AI can’t fly solo, either. While algorithms and the servers that power them bring brute computing force that can filter the ocean for patterns, they do not have creative and critical minds or decision-making power. Most of the job comes before a programmer tells the AI algorithm to “run,” including collecting and selecting what data to use, processing it, writing code that can understand it, and validating the results. Moreover, AI isn’t even always the best option, he points out. In several data validation studies, other less complex, easier-to-understand statistical techniques have proven to be as good as, if not better than, AI analyses.
“AI is the icing on the cake, but the cake—which embodies the health information infrastructure—is much harder to create,” Weiner says. The idea that humans could build a program, turn it on, and sit back while perfect predictive analyses print out like the work of an army of oracles couldn’t be farther from the truth.
Rather, Weiner likens the AI-human partnership to a right brain-left brain synergy: The whole point of the machines is to supercharge the analytical ability (left brain) so that the rest of human intelligence (right brain) can operate to maximum effect. “So that’s where the AI can come in—but be careful: The AI will just look for relationships and they may not make sense,” he says. “It has to be the human and the computer together.”
Still, even with expert oversight, people are likely to misinterpret or politicize AI’s output, as happened around the COVID vaccine, explains Scott Zeger, PhD, MS, John C. Malone Professor of Biostatistics. From the high-powered computing that enabled the mRNA vaccine’s record-speed development to the sophisticated modeling used to determine how to distribute it, AI was involved every step of the way. “Then the worst of both people and machines came to the fore with enormous amounts of disinformation that kept people from taking vaccines and cost many lives.”

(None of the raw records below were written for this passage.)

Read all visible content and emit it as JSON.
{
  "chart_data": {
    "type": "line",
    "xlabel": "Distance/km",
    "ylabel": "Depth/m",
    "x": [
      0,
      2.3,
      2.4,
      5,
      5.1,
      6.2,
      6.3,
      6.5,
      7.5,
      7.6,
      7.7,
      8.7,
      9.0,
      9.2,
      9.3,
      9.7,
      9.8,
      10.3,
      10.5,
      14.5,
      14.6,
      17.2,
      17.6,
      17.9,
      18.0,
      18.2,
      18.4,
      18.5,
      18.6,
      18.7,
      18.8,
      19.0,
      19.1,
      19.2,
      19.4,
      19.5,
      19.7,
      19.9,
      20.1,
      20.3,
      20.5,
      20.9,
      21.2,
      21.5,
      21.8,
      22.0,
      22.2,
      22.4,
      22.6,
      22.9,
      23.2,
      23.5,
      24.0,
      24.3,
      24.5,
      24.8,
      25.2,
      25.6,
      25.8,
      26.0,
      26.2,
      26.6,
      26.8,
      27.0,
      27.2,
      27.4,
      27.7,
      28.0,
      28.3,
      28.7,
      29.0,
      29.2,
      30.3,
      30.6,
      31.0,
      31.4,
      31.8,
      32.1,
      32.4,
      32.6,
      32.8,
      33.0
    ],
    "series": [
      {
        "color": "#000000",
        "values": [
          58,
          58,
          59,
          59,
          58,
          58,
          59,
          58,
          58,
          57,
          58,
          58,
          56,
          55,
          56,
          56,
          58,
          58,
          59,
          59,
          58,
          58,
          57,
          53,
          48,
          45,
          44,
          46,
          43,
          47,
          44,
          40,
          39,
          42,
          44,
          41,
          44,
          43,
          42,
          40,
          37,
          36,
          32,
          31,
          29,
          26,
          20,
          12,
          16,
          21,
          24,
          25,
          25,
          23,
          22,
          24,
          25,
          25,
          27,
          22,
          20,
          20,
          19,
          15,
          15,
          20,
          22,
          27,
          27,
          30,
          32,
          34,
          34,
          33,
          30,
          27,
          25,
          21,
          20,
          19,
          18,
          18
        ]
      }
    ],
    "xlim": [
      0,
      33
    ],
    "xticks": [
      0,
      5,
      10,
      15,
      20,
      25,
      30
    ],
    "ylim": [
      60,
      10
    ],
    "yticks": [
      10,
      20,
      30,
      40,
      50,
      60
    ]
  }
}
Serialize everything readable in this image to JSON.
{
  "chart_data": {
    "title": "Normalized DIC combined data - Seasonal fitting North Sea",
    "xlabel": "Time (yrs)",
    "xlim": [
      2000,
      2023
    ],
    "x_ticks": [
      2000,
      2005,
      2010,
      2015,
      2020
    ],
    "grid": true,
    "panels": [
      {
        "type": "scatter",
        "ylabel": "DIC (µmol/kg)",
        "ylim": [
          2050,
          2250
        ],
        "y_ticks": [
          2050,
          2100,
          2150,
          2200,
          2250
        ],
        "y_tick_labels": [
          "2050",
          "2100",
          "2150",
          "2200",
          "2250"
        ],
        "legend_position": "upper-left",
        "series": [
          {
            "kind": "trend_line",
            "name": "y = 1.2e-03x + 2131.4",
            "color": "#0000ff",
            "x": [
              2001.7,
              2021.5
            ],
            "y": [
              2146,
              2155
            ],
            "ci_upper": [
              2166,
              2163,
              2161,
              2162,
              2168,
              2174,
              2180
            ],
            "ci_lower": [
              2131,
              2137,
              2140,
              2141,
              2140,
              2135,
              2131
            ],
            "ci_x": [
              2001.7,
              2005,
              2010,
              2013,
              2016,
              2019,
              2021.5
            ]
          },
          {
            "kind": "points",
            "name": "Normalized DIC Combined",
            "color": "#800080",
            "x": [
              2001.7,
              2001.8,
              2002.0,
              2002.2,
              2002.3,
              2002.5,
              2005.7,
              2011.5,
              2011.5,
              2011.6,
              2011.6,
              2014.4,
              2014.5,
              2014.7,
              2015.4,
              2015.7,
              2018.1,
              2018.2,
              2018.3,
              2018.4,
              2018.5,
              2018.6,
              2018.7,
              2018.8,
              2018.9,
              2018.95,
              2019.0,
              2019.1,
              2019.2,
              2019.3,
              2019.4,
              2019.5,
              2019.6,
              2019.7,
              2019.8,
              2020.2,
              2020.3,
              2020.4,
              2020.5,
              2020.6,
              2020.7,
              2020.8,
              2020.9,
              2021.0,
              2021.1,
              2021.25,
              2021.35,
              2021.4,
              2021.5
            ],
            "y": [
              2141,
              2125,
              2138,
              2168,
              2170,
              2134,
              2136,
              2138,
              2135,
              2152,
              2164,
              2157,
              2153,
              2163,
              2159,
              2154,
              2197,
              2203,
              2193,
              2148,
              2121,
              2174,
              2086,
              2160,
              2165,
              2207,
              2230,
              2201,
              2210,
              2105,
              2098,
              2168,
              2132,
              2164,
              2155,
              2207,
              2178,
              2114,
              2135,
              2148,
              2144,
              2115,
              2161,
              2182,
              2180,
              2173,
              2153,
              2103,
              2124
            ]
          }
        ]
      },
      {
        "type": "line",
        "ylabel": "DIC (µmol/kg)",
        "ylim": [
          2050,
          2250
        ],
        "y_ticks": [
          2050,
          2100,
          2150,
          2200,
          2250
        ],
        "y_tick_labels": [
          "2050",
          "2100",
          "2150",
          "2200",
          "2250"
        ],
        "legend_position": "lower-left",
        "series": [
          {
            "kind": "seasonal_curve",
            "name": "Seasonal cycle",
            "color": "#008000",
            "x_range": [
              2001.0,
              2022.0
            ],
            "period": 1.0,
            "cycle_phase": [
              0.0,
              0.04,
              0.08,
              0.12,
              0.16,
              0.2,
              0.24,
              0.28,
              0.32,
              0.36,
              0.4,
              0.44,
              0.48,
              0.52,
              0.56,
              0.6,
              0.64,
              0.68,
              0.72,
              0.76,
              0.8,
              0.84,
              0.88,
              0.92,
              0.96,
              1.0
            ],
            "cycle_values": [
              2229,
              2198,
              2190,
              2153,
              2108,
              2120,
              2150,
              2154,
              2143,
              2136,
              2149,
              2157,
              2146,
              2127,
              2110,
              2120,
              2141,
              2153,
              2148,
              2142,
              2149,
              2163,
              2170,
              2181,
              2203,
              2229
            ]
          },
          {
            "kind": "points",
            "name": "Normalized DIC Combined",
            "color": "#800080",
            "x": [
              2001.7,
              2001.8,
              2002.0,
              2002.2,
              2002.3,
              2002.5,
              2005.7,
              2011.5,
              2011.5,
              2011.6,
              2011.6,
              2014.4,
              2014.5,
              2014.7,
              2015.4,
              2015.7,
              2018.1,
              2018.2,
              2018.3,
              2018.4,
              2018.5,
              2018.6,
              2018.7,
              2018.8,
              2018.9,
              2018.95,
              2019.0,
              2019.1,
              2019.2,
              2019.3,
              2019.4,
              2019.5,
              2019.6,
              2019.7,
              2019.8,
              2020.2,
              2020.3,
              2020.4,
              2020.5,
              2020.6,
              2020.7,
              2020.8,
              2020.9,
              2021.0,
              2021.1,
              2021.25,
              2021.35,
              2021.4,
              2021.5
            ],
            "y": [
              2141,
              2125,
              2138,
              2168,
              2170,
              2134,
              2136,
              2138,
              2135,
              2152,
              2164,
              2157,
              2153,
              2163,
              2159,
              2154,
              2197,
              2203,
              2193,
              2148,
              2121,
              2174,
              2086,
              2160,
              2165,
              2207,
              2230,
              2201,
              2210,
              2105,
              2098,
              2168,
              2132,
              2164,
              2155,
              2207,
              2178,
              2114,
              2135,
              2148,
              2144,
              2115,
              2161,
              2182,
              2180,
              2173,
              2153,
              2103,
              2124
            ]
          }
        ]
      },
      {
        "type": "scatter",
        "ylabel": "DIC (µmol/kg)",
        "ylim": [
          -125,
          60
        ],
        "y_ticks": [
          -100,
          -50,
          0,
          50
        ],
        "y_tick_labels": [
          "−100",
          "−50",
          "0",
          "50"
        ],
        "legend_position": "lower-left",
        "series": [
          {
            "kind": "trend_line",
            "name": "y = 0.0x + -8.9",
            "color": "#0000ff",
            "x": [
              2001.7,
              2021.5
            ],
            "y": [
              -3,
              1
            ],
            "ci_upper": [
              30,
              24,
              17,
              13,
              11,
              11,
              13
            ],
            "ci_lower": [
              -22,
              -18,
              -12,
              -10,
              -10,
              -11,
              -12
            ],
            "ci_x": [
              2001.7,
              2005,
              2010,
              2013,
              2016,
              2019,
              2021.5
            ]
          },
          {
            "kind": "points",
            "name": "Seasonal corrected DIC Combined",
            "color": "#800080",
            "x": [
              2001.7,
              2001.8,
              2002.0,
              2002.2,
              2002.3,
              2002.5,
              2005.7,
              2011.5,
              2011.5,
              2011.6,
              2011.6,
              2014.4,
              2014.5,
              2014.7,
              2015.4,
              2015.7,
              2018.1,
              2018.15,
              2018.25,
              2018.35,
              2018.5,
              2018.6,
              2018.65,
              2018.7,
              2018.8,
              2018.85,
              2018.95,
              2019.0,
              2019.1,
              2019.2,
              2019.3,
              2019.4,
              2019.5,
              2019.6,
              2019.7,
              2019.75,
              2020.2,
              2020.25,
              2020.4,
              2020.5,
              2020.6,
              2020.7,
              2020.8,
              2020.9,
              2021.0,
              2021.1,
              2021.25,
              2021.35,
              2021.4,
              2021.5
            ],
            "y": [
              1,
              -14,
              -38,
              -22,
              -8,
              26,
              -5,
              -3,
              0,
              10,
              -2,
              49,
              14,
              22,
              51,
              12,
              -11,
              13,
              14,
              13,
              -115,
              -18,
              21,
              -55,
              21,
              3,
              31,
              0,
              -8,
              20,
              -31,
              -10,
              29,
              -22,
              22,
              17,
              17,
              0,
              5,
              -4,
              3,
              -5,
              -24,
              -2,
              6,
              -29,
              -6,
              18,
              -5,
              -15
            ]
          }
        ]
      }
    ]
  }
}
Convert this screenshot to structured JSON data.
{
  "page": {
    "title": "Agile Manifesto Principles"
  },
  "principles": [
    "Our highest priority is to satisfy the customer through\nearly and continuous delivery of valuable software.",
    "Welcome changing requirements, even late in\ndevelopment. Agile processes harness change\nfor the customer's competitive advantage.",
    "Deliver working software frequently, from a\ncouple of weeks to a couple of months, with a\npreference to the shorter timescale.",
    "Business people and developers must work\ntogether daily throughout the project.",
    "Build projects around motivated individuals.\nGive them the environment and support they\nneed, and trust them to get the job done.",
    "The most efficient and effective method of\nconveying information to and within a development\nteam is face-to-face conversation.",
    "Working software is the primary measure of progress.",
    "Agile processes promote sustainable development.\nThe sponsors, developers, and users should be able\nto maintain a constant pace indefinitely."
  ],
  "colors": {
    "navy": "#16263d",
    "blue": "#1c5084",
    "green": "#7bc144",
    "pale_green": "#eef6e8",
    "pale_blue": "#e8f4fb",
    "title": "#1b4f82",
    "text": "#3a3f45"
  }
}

Machines, Zeger says, will never be able to disentangle the intricacies of diverse human motives and biases that color all our interactions with information.
AI is buzzy, but it’s only the latest example of humanity’s increasing computational prowess. Similarly, today’s disinformation battles are only the latest manifestation of a war for responsible use that began with the dawn of technology, Zeger explains. That battle belongs to us all, not just the scientists and engineers. “We have to insist upon finding objective truth by the well-tested process of experimentation, careful analysis, human judgment, and wisdom enabled by computing power.”